CRM, complaint handling
Most organizations spend a lot of time and money trying to identify customers who want to buy their products. Here, Roger Cartwright explains that complaining customers are offering themselves up free!
Many people become defensive when dealing with complaints because this is a person’s natural reaction to someone who is angrily criticizing their organization or department in the case of an internal customer complaint. Organizations seek to instill loyalty into their employees but complaint situations are times when employees need to be honest and objective. Within the bounds of commercial confidentiality it is counterproductive to not be honest with the customer. Lying to the customer is nearly always found out and only serves to make recovery more difficult. Dealing with complaints requires three actions that have traditionally been carried out in the order of:
Organisations have, traditionally, on receiving a complaint carried out an investigation to see whether the complaint is justified. If the customer has been found to be justified in making a complaint, some form of remedy has been applied as an action and the organization has hopefully, learnt from what has happened and taken steps to ensure that there is no repetition.
More modern thinking suggests that the order of the above should be changed to put the action in rectifying the customer’s complaint first and the investigation second. Organisations have argued in the past that they need to carry out an investigation in order to prevent spurious and even fraudulent claims. Such claims however are only a tiny minority when compared to the majority of perfectly justified complaints.
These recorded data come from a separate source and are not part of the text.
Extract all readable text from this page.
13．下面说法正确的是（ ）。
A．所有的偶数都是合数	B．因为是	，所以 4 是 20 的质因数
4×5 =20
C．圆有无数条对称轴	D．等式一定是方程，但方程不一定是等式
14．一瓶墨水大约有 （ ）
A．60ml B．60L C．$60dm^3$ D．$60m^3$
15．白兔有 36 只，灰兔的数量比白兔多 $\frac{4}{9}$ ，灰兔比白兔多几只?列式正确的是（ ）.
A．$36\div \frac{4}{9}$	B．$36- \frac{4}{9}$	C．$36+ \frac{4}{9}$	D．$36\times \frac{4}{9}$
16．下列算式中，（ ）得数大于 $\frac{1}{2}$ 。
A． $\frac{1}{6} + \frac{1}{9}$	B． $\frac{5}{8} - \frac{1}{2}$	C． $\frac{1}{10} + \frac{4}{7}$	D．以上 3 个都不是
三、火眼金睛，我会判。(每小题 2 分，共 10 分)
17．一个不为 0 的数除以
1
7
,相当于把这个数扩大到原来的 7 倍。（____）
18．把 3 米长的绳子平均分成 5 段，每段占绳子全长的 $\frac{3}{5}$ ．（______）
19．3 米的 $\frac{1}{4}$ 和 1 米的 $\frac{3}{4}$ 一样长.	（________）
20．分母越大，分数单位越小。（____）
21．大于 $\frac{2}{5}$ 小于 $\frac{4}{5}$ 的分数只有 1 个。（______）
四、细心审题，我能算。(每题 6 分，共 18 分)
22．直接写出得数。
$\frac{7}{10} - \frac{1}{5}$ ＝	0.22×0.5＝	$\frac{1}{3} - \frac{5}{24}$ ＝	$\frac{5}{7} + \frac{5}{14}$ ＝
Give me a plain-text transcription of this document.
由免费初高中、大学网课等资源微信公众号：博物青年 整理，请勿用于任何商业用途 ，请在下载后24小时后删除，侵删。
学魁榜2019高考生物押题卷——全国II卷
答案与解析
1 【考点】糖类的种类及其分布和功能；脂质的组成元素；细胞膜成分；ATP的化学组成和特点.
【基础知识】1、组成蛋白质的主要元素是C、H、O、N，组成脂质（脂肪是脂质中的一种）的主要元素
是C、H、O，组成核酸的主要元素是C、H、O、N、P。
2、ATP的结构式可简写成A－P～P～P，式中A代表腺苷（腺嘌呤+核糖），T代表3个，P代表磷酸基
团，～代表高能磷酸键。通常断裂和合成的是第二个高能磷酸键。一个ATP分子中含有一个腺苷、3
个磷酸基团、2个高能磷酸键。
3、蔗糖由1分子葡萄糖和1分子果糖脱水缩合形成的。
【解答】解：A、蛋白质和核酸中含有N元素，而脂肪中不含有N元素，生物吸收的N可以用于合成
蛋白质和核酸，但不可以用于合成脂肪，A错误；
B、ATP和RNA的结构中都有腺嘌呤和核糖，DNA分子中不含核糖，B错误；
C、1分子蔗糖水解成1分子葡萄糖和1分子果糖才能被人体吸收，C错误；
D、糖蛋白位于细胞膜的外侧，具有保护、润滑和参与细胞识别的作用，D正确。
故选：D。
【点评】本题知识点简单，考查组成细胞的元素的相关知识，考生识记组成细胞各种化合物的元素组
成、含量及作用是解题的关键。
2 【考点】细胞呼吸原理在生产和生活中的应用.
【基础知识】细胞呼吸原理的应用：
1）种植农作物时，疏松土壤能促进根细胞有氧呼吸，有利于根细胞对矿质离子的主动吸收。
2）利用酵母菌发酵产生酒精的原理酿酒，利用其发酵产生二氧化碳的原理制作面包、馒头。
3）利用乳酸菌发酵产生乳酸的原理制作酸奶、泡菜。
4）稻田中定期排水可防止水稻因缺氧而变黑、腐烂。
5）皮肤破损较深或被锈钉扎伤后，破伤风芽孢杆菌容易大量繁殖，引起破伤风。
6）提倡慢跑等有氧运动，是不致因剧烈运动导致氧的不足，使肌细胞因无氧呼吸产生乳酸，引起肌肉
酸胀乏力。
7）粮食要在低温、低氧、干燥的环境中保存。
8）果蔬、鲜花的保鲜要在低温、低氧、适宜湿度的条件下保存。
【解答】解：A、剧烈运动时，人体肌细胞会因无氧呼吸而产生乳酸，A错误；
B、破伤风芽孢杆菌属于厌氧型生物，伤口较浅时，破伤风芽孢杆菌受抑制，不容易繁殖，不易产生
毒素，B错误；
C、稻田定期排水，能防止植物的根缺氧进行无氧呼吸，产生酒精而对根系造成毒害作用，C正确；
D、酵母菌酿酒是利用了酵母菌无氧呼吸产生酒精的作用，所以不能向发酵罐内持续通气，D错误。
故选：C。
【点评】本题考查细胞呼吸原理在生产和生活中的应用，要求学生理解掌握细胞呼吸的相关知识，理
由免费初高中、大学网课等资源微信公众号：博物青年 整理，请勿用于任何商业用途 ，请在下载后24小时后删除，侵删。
If the sums of money involved are large then most customers would consider an investigation reasonable, but when only small sums are in question then immediate action is more likely to recover the situation and retain customer goodwill than a long investigation. The investigation and learning are still important even if there has been only one complaint, because whether the complaint was justified or not the product or service has angered one person, so it could anger someone else. The organisation needs to find out what has happened and what lessons can be learnt.
People usually complain and may become difficult for a reason. Whatever the staff of the organisation feel about the complaint, they cannot deny the customer’s feelings of anger or disappointment and that is what the organisation needs to deal with.
Customers do make mistakes but organisations need to bear in mind that if one customer can make a mistake when using the product or service, then others can too. There may be instructions on the packaging, for example, that the organisation needs to change in order to prevent further mistakes. Just as employees do not wish to admit a fault of the organisation, customers may be embarrassed by having to admit that they have made a mistake. Embarrassed customers can quickly become ex-customers. If the organisation is in the right, then it is paradoxically at its most vulnerable because that means that the customer is in the wrong and it takes a great deal of tact to tell the customer that they have made a mistake.
Customers who complain should, with the exception of professional complainers, be thanked because they give the organisation an opportunity to put whatever is wrong right, not only for that one customer but also for others who are going to be acquiring the product or service in the future. Complaints can also provide the organisation with the valuable market research. Many organisations spend huge sums on market research to find out what people like and dislike. The person who has complained is offering the organisation free information. If justification for the cost of customer recovery is needed this might well be it. By acting quickly to put things right the organisation may save considerable sums in the future, or be able to design new products and services in a better way as a result of the customer feedback gained through complaints.
Complaining customers usually want to give the organisation another chance. As Cartwright & Green (1997)* have pointed out, those who walk away without complaining are really saying ‘Goodbye’. They are saying: ‘You let me down and you won’t get another chance’. Those who complain are saying ‘Hello’. They mean: ‘You have let me down but I want to give you a chance to make it up to me’.
Most organisations spend a lot of time and money trying to identify customers who want to buy their products. Complaining customers are offering themselves up free!